Darian’s Take: Yes, this creates a bottleneck. You, the senior engineer, might become the “human pipeline” for a week or two. That’s okay. A slow but safe process is infinitely better than a fast and chaotic one that wakes you up at 3 AM.

Solution 2: The Production Blueprint (A Real CI/CD Pipeline)

This is the goal state. A fully automated workflow, triggered from a Git commit, that provides visibility, requires approval, and executes changes predictably. Here, we make the Git repository the true source of truth.

Our process at TechResolve, using GitHub Actions, looks like this:

A developer opens a Pull Request (PR) with their infrastructure changes.
The pipeline automatically triggers, running terraform fmt, validate, and plan.
The output of the plan is posted as a comment on the PR for the team to review.
At least one other engineer must approve the PR.
Once merged into the main branch, a final workflow runs that requires a manual approval step in the GitHub UI (e.g., clicking a button).
Once approved, the pipeline runs terraform apply -auto-approve.
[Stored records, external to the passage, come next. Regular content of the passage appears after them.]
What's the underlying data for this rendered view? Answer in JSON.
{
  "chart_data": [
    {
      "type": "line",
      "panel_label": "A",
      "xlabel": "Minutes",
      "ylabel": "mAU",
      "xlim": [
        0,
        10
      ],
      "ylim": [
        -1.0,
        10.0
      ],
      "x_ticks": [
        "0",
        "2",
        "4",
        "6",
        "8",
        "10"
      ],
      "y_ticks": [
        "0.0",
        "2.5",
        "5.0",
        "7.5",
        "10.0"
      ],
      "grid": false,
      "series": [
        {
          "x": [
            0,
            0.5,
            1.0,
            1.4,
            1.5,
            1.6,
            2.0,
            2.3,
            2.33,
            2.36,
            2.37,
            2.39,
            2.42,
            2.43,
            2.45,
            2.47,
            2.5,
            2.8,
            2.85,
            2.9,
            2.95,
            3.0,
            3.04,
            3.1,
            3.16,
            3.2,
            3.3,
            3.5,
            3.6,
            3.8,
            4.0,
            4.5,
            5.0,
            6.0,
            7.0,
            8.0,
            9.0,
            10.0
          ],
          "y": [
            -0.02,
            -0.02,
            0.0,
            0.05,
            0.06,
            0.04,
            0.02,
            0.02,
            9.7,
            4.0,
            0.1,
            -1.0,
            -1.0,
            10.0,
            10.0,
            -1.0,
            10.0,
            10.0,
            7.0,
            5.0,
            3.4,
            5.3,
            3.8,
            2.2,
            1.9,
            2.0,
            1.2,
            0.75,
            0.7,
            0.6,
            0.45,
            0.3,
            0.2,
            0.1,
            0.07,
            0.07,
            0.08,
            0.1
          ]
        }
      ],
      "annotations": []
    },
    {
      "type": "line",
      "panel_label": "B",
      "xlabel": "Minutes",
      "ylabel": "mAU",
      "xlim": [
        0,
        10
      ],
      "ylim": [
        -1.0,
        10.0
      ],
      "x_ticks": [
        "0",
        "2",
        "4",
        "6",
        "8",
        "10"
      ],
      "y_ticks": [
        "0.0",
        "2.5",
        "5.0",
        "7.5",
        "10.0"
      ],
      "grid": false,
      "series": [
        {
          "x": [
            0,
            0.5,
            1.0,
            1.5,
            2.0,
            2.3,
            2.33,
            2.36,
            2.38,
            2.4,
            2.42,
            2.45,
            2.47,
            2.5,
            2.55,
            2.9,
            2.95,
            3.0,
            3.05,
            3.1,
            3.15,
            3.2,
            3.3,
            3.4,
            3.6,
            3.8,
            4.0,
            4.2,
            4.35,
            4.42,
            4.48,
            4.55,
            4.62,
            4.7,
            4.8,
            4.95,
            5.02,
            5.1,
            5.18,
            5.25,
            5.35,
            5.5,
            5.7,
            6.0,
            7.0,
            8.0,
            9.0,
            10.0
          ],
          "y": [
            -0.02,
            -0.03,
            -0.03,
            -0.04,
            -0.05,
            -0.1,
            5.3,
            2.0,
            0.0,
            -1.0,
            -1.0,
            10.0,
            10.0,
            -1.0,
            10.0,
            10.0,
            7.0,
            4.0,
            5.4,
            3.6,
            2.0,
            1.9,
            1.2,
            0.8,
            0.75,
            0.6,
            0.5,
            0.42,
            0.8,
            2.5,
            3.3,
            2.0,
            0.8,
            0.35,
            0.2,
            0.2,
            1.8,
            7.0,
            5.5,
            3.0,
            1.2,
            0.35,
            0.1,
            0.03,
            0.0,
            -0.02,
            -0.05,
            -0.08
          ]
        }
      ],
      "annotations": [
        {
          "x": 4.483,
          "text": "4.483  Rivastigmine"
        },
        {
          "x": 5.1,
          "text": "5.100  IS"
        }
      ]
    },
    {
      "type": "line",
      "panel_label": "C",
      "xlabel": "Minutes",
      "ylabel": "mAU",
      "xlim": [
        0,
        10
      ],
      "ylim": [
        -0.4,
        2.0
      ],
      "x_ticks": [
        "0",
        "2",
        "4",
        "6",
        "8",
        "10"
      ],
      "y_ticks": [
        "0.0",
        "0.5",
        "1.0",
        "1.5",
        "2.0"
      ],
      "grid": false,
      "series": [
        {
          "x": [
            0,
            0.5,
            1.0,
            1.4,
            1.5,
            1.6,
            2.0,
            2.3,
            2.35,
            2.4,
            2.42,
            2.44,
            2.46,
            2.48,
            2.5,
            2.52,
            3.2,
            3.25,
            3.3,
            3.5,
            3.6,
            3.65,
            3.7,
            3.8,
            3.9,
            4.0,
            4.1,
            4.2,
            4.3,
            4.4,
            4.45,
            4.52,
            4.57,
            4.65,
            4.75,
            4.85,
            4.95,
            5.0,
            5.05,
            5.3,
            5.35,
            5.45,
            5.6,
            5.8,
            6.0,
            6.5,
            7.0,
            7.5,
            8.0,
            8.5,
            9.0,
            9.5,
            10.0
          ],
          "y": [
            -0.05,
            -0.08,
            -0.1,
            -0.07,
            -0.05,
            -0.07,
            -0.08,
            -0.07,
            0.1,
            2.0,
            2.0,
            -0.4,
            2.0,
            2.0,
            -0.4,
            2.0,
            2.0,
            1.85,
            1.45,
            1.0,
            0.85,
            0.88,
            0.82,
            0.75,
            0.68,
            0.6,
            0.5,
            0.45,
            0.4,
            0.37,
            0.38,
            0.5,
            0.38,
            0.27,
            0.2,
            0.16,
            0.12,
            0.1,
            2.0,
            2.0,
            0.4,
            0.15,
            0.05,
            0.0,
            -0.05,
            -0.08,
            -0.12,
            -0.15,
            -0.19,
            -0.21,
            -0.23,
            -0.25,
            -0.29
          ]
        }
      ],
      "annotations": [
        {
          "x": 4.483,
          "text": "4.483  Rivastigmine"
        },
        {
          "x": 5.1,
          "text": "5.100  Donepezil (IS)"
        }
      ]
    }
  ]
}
Here’s a simplified conceptual example of what that GitHub Actions workflow might look like:

name: 'Terraform CD'

on:
  push:
    branches: [ "main" ]

jobs:
  terraform:
    name: 'Terraform Apply'
    runs-on: ubuntu-latest
    environment: production # Requires manual approval gate

    steps:
    - name: Checkout
      uses: actions/checkout@v3

    - name: Setup Terraform
      uses: hashicorp/setup-terraform@v2
      with:
        cli_config_credentials_token: ${{ secrets.TF_API_TOKEN }}

    - name: Terraform Init
      run: terraform init

    - name: Terraform Apply
      run: terraform apply -auto-approve

Pro Tip: Look into tools like Atlantis or platforms like Terraform Cloud/Enterprise. They are purpose-built for this exact workflow and can save you a lot of time writing custom pipeline scripts.

Solution 3: The ‘Break Glass’ Procedure (The Planned Emergency)
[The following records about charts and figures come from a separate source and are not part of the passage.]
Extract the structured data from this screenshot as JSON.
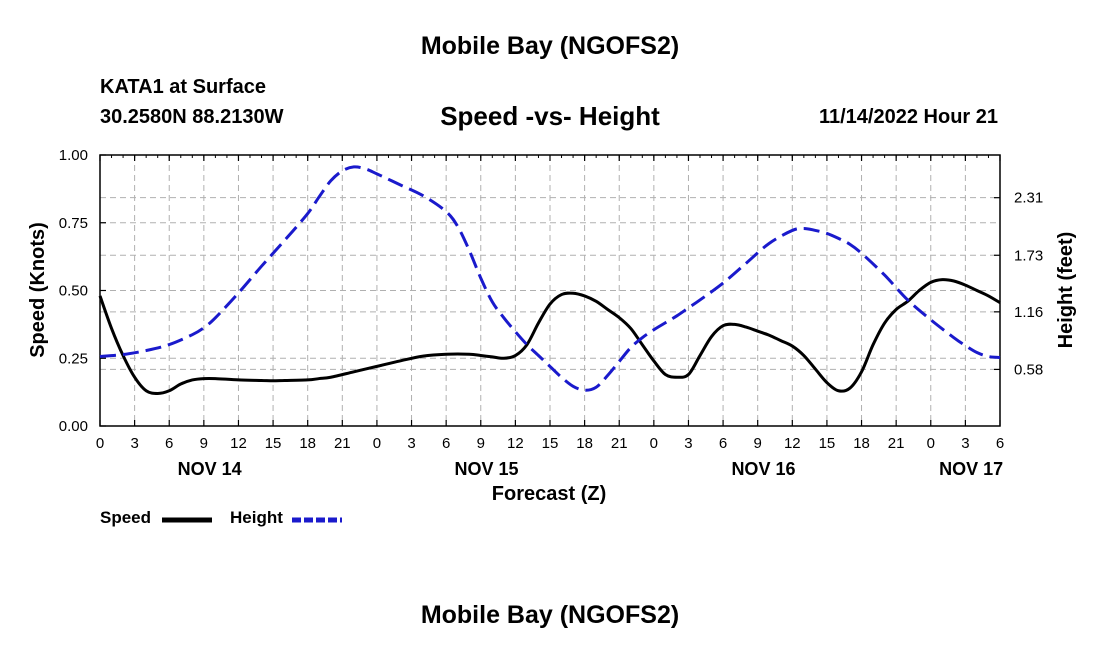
{
  "header": {
    "title": "Mobile Bay (NGOFS2)",
    "station": "KATA1 at Surface",
    "coords": "30.2580N  88.2130W",
    "datetime": "11/14/2022 Hour 21",
    "bottom_title": "Mobile Bay (NGOFS2)"
  },
  "legend": {
    "speed_label": "Speed",
    "height_label": "Height"
  },
  "colors": {
    "speed": "#000000",
    "height": "#1a1acc",
    "grid": "#b0b0b0"
  },
  "chart_data": {
    "type": "line",
    "title": "Speed -vs- Height",
    "xlabel": "Forecast (Z)",
    "ylabel": "Speed (Knots)",
    "y2label": "Height (feet)",
    "xlim": [
      0,
      78
    ],
    "ylim": [
      0,
      1.0
    ],
    "y2lim": [
      0.01,
      2.74
    ],
    "x_ticks": [
      0,
      3,
      6,
      9,
      12,
      15,
      18,
      21,
      24,
      27,
      30,
      33,
      36,
      39,
      42,
      45,
      48,
      51,
      54,
      57,
      60,
      63,
      66,
      69,
      72,
      75,
      78
    ],
    "x_tick_labels": [
      "0",
      "3",
      "6",
      "9",
      "12",
      "15",
      "18",
      "21",
      "0",
      "3",
      "6",
      "9",
      "12",
      "15",
      "18",
      "21",
      "0",
      "3",
      "6",
      "9",
      "12",
      "15",
      "18",
      "21",
      "0",
      "3",
      "6"
    ],
    "y_ticks": [
      0.0,
      0.25,
      0.5,
      0.75,
      1.0
    ],
    "y_tick_labels": [
      "0.00",
      "0.25",
      "0.50",
      "0.75",
      "1.00"
    ],
    "y2_ticks": [
      0.58,
      1.16,
      1.73,
      2.31
    ],
    "y2_tick_labels": [
      "0.58",
      "1.16",
      "1.73",
      "2.31"
    ],
    "date_labels": [
      {
        "x": 9.5,
        "label": "NOV 14"
      },
      {
        "x": 33.5,
        "label": "NOV 15"
      },
      {
        "x": 57.5,
        "label": "NOV 16"
      },
      {
        "x": 75.5,
        "label": "NOV 17"
      }
    ],
    "grid": true,
    "series": [
      {
        "name": "Speed",
        "axis": "left",
        "style": "solid",
        "x": [
          0,
          1,
          2,
          3,
          4,
          5,
          6,
          7,
          8,
          9,
          10,
          12,
          14,
          15,
          16,
          18,
          19,
          20,
          22,
          24,
          26,
          28,
          30,
          32,
          33,
          34,
          35,
          36,
          37,
          38,
          39,
          40,
          41,
          42,
          43,
          44,
          45,
          46,
          47,
          48,
          49,
          50,
          51,
          52,
          53,
          54,
          55,
          56,
          57,
          58,
          59,
          60,
          61,
          62,
          63,
          64,
          65,
          66,
          67,
          68,
          69,
          70,
          71,
          72,
          73,
          74,
          75,
          76,
          77,
          78
        ],
        "values": [
          0.48,
          0.36,
          0.26,
          0.18,
          0.13,
          0.12,
          0.13,
          0.155,
          0.17,
          0.175,
          0.175,
          0.17,
          0.168,
          0.167,
          0.168,
          0.17,
          0.175,
          0.18,
          0.2,
          0.22,
          0.24,
          0.258,
          0.265,
          0.265,
          0.26,
          0.255,
          0.25,
          0.26,
          0.3,
          0.38,
          0.45,
          0.485,
          0.49,
          0.48,
          0.46,
          0.43,
          0.4,
          0.36,
          0.3,
          0.24,
          0.19,
          0.18,
          0.19,
          0.26,
          0.33,
          0.37,
          0.375,
          0.365,
          0.35,
          0.335,
          0.315,
          0.295,
          0.26,
          0.21,
          0.16,
          0.13,
          0.14,
          0.2,
          0.3,
          0.38,
          0.43,
          0.46,
          0.5,
          0.53,
          0.54,
          0.535,
          0.52,
          0.5,
          0.48,
          0.455
        ]
      },
      {
        "name": "Height",
        "axis": "right",
        "style": "dashed",
        "x": [
          0,
          2,
          4,
          6,
          8,
          9,
          10,
          12,
          14,
          16,
          18,
          19,
          20,
          21,
          22,
          23,
          24,
          26,
          28,
          30,
          31,
          32,
          33,
          34,
          35,
          36,
          37,
          38,
          39,
          40,
          41,
          42,
          43,
          44,
          45,
          46,
          47,
          48,
          49,
          50,
          51,
          52,
          54,
          56,
          58,
          60,
          61,
          62,
          63,
          64,
          65,
          66,
          68,
          70,
          72,
          74,
          75,
          76,
          77,
          78
        ],
        "values": [
          0.71,
          0.73,
          0.77,
          0.83,
          0.93,
          1.0,
          1.1,
          1.35,
          1.62,
          1.88,
          2.15,
          2.32,
          2.48,
          2.58,
          2.62,
          2.6,
          2.55,
          2.44,
          2.33,
          2.17,
          2.02,
          1.78,
          1.5,
          1.26,
          1.1,
          0.96,
          0.83,
          0.72,
          0.61,
          0.5,
          0.41,
          0.37,
          0.4,
          0.52,
          0.66,
          0.8,
          0.9,
          0.98,
          1.05,
          1.12,
          1.2,
          1.28,
          1.45,
          1.65,
          1.85,
          1.98,
          2.0,
          1.98,
          1.95,
          1.9,
          1.84,
          1.75,
          1.53,
          1.28,
          1.08,
          0.9,
          0.82,
          0.75,
          0.71,
          0.7
        ]
      }
    ]
  }
}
You can have the world’s greatest pipeline, but one day, something will be on fire and you won’t have time to wait for a PR review. The pipeline might be down, or you need to make an immediate, surgical change. This is where a formal “Break Glass” procedure comes in. It is NOT a return to the wild west; it is an emergency protocol with full accountability.

How it works:

Declare an Incident: The process starts by officially declaring a production incident in your company chat (Slack, Teams, etc.). This creates a public record.
Assume an Emergency Role: The on-call engineer uses a system like AWS SSO or a bastion host to assume a temporary, highly-privileged IAM role. This role should have logging turned up to 11. Every single API call is tracked in CloudTrail.
Make the Manual Fix: The engineer makes the minimum necessary change directly in the console or via the CLI to mitigate the incident.
RECONCILE THE STATE: This is the most important step. As soon as the fire is out, you have a new priority: update your Terraform code to match the manual change you just made. If you don’t, the very next pipeline run will revert your fix. You can use terraform import or simply update the HCL.
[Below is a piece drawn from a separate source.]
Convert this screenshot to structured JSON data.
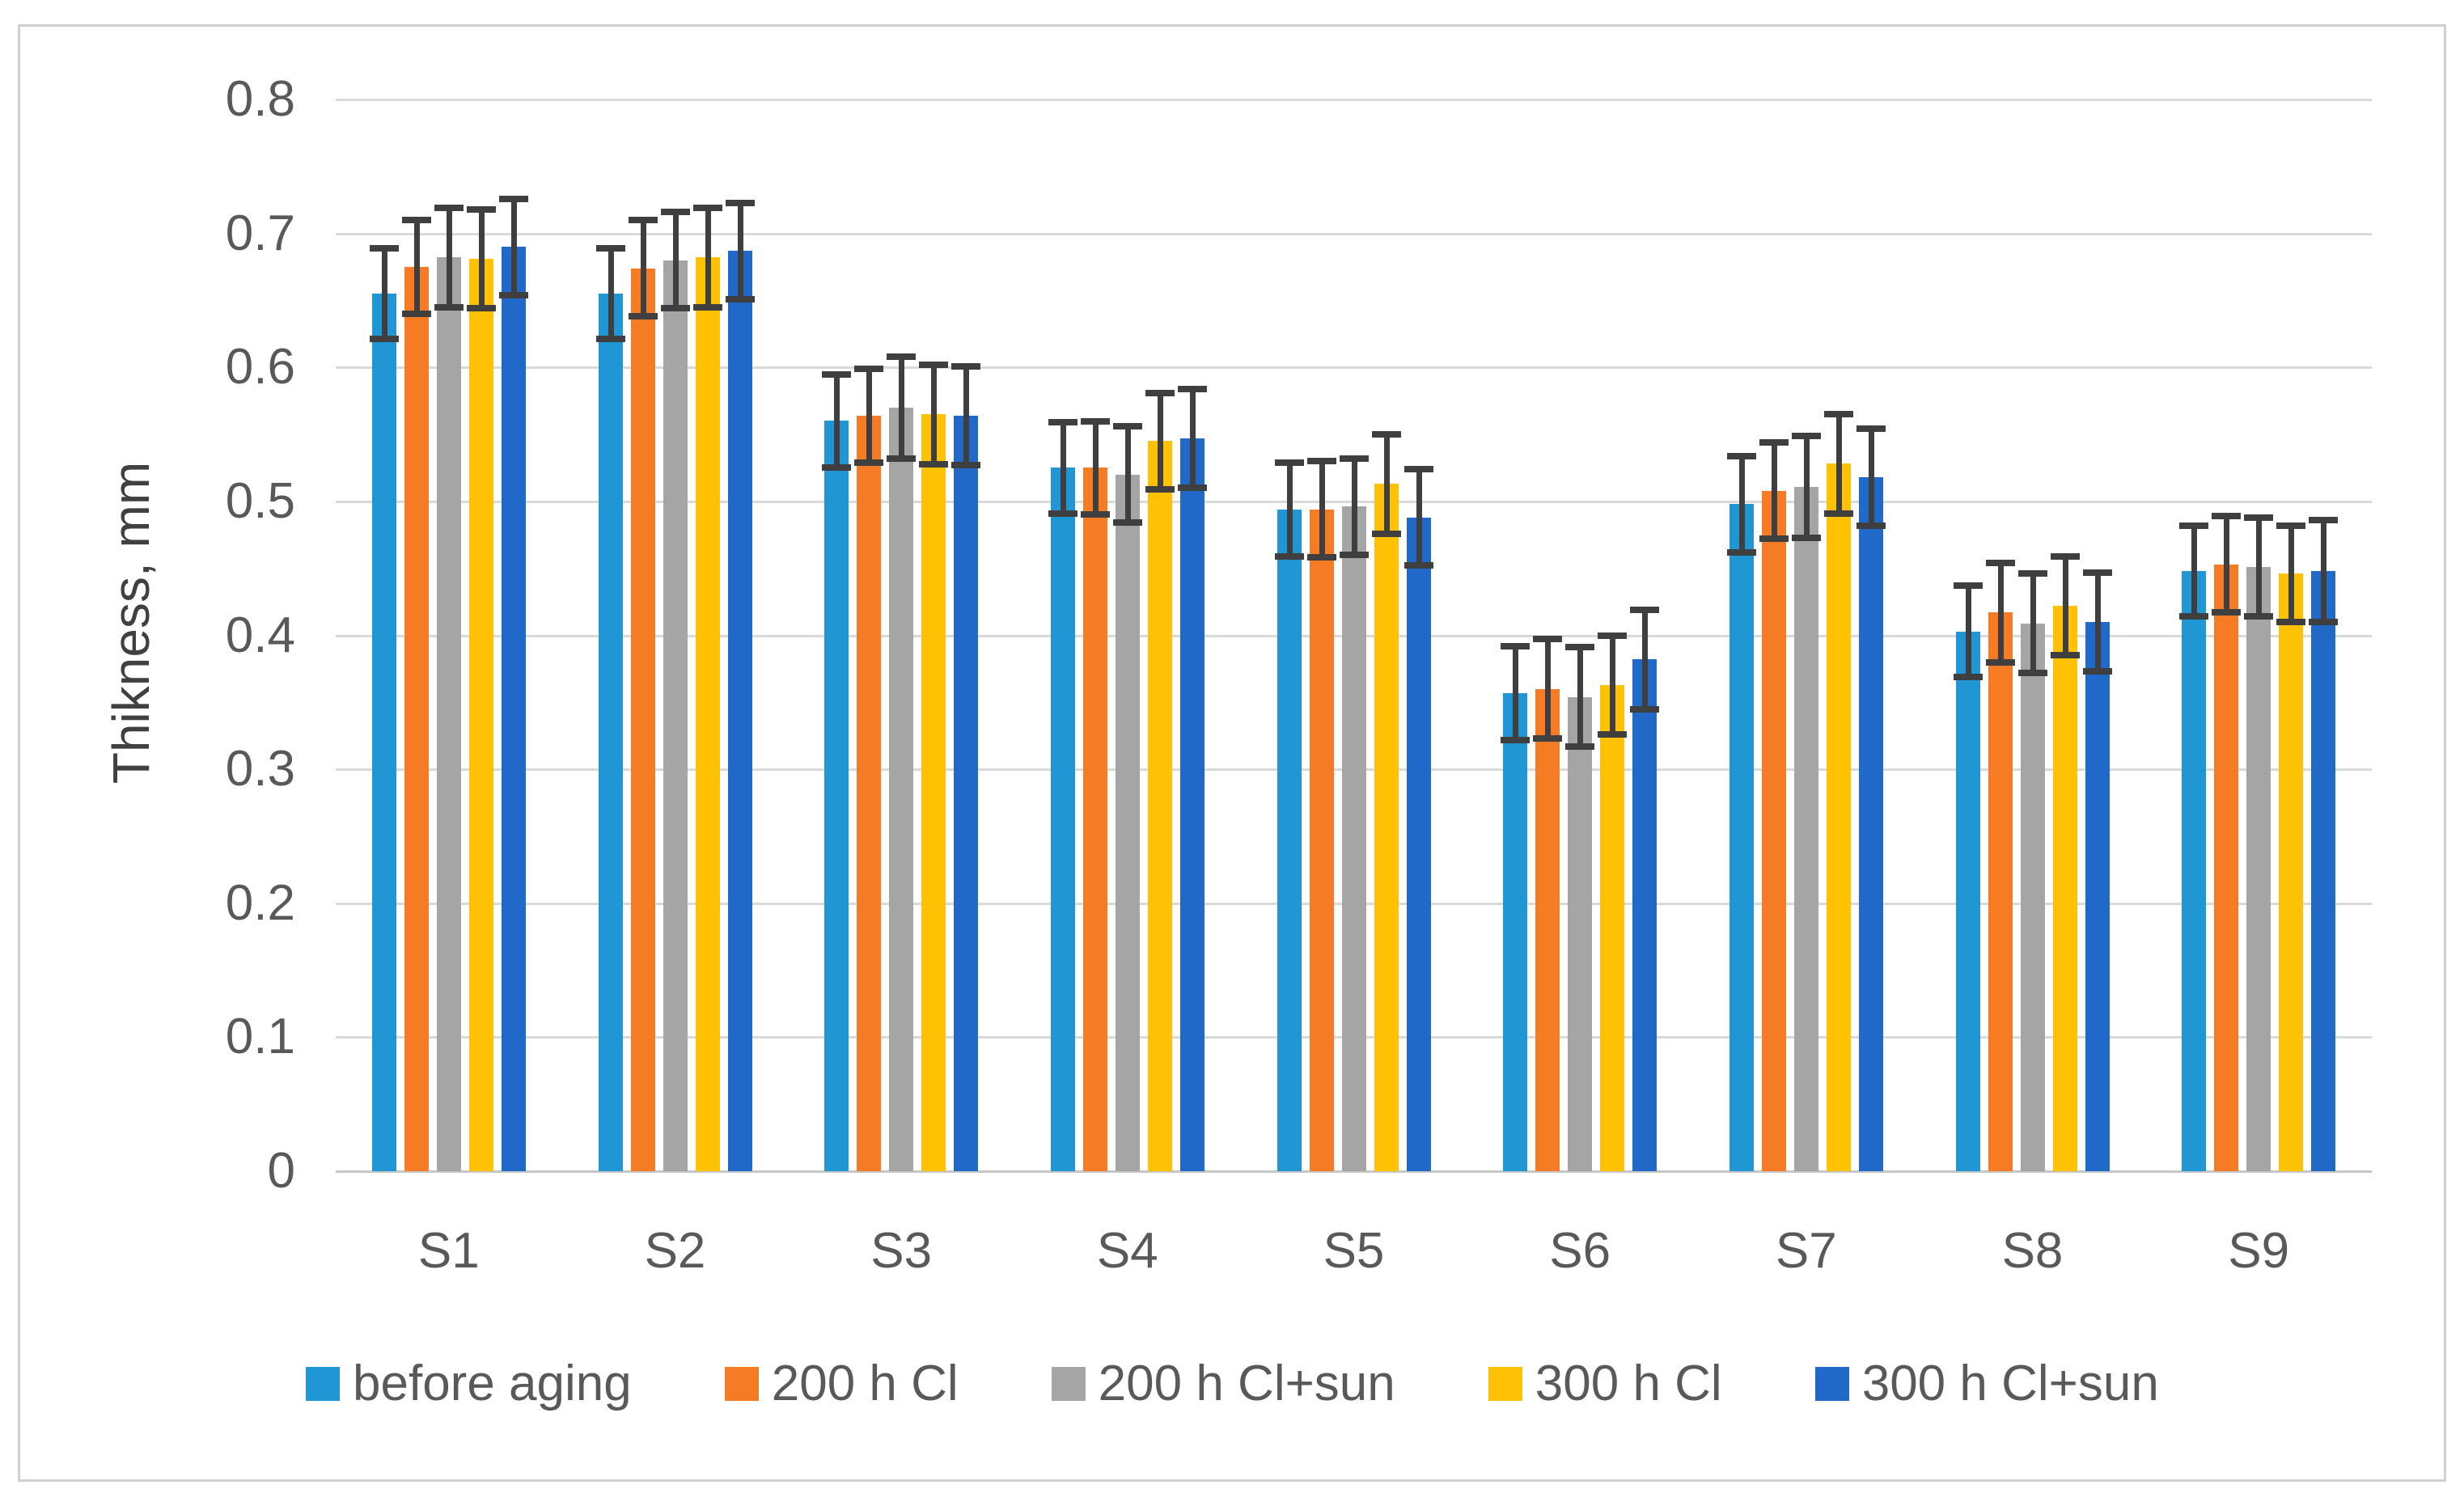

This process gives you the speed you need in an emergency without sacrificing the long-term integrity of your infrastructure as code.

Choosing Your Path

To make it simple, here’s how I think about these solutions:


Solution	Best For	Pros	Cons
1. The First Aid Kit	Immediate damage control; small teams.	Fast to implement, stops concurrent applies.	Creates a human bottleneck, not automated.
2. The Production Blueprint	The default for any serious team.	Fully automated, auditable, and scalable.	Requires time to set up and maintain.
3. The ‘Break Glass’ Procedure	A necessary supplement for a mature pipeline.	Allows for safe emergency manual overrides.	Requires discipline to follow the process.

Ultimately, moving away from laptop-driven infrastructure isn’t just a technical upgrade—it’s a cultural one. It’s about agreeing as a team that predictability, visibility, and safety are more important than the convenience of a quick, un-reviewed apply. Trust me, your sleep schedule will thank you.